Offe fordert zusätzlich eine „Verantwortlichkeit“ von Regierungen. „Unter dieser Verantwortlichkeit sind zwei Modi der Kommunikation zwischen Politik und Gesellschaft zu verstehen, die in der feinkörnigeren englischen Terminologie als »accountability« und »responsibility«, als passiver und aktiver Aspekt von Verantwortlichkeit unterschieden werden.“[17]

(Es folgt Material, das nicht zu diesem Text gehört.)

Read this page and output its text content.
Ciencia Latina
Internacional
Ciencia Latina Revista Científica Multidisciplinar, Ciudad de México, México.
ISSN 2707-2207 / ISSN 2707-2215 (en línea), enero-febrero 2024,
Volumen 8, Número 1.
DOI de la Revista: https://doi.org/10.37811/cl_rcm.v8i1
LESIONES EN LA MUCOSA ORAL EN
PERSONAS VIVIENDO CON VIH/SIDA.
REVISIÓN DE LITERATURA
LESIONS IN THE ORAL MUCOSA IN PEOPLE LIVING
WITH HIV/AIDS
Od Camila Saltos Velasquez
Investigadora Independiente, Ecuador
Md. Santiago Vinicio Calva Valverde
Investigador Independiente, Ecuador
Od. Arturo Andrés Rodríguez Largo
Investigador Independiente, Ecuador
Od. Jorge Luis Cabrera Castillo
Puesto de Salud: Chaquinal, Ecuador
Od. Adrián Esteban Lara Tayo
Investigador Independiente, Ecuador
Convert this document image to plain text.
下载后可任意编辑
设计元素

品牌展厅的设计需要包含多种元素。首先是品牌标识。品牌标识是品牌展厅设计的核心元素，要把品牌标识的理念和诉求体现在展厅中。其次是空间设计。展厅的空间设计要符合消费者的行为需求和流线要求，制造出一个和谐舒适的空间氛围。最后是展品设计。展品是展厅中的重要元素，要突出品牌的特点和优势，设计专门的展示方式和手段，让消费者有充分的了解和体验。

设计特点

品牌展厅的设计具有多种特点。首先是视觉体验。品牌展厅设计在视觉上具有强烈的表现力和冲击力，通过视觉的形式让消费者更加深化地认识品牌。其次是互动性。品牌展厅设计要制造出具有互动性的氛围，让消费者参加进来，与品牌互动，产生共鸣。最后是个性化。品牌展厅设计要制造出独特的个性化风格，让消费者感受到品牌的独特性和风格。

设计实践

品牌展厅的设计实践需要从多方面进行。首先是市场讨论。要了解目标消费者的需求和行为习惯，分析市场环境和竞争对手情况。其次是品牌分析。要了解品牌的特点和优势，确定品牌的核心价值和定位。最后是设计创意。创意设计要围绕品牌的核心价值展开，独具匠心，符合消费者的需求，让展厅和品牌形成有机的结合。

Unter »accountability«[18] versteht Offe die Befähigung der Bürger politische Entscheidungen „kognitiv zu erfassen, sie Akteuren zuzurechnen und im Falle abweichender Präferenzen diese Akteure zur Verantwortung zu ziehen“[19] Das Gegenteil ist die Dominanz einer Elite.

Unter »responsibility« [20] versteht Offe, dass die Regierenden die Verantwortung übernehmen für ihre Politik, also auch unpopuläre Lösungen durchzusetzen. Das Gegenteil wäre »responsiveness«, ein verantwortungsloses, populistisches Regierungshandeln.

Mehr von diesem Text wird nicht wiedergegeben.